The firm already has two processing facilities in Ayutthaya and Pathum Thani and three rice mills in Buri Ram, Kamphaeng Phet and Suphan Buri.
Prasit said the group's total rice trade volume is forecast to reach 1 million tonnes this year, with exports and domestic sales contributing 50 per cent each.
"CP Group has focused on rice, developing the necessary fundamentals to ensure this business milestone is reached and strengthening the group's competitiveness," Prasit said.
CP Trading Group manages its rice trading through CP Intertrade, its marketing arm, and markets the rice under the Royal Umbrella brand. The brand is ranked as the country's fifth-biggest export product, with total volume of 600,000 tonnes worth Bt9 billion shipped last year. However, this is forecast to drop to 500,000 tonnes, worth Bt8.5 billion, this year in line with the slowdown in the country's overall rice exports.
Sumeth Laomoraphorn, president of CP Intertrade, said the company exported 265,591 tonnes of rice worth Bt6.3 billion during the first seven months of this year.
The company's domestic rice sales are projected to reach 530,000 tonnes worth Bt11.8 billion this year. Its total sales reached 287,644 tonnes of rice worth Bt7.15 billion in the first eight months.
The Kingdom's total rice exports are expected to reach 8.5 million to 8.7 million tonnes this year.
Prasit said CP Trading Group has had to prepare a new rice-business plan to cope with increased competition from both existing traders and newcomers. However, the business still has room for growth in the areas of bagged rice and value-added rice products, he said.
The tougher competition, however, will have a positive impact on the industry, Prasit said, as it will force traders to improve the quality of their rice and to develop new marketing strategies.

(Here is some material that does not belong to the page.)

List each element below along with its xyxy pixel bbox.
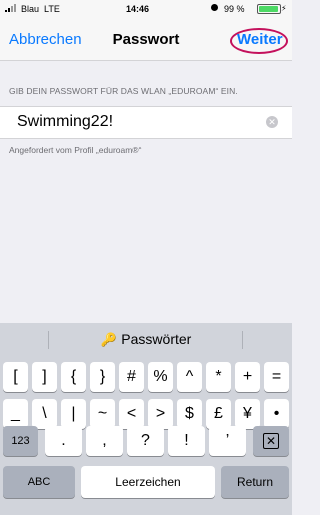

The rapid expansion of modern-trade channels in Thailand has been a key factor in the switch to bagged rice, which has become popular among consumers, he said.
The rice business is now managed
by a young generation of highly
educated executives who have em-braced modern-trade models to boost
sales, Prasit said. This has not only widened market opportunities but
also led to rapid changes in trading
patterns, as well as business diversification.
"The Kingdom's major rice exporters are not the established traders of old, but newcomers formed by small local rice traders and millers," Prasit said, noting, however, that quality is still the most important factor.
Prasit said CP Trading Group is considering looking for business partners to launch new rice products. This strategy, he said, will support the group's goal of achieving complete upstream-through-downstream production.
The company is also considering a plan to list on the Stock Exchange of Thailand, he said.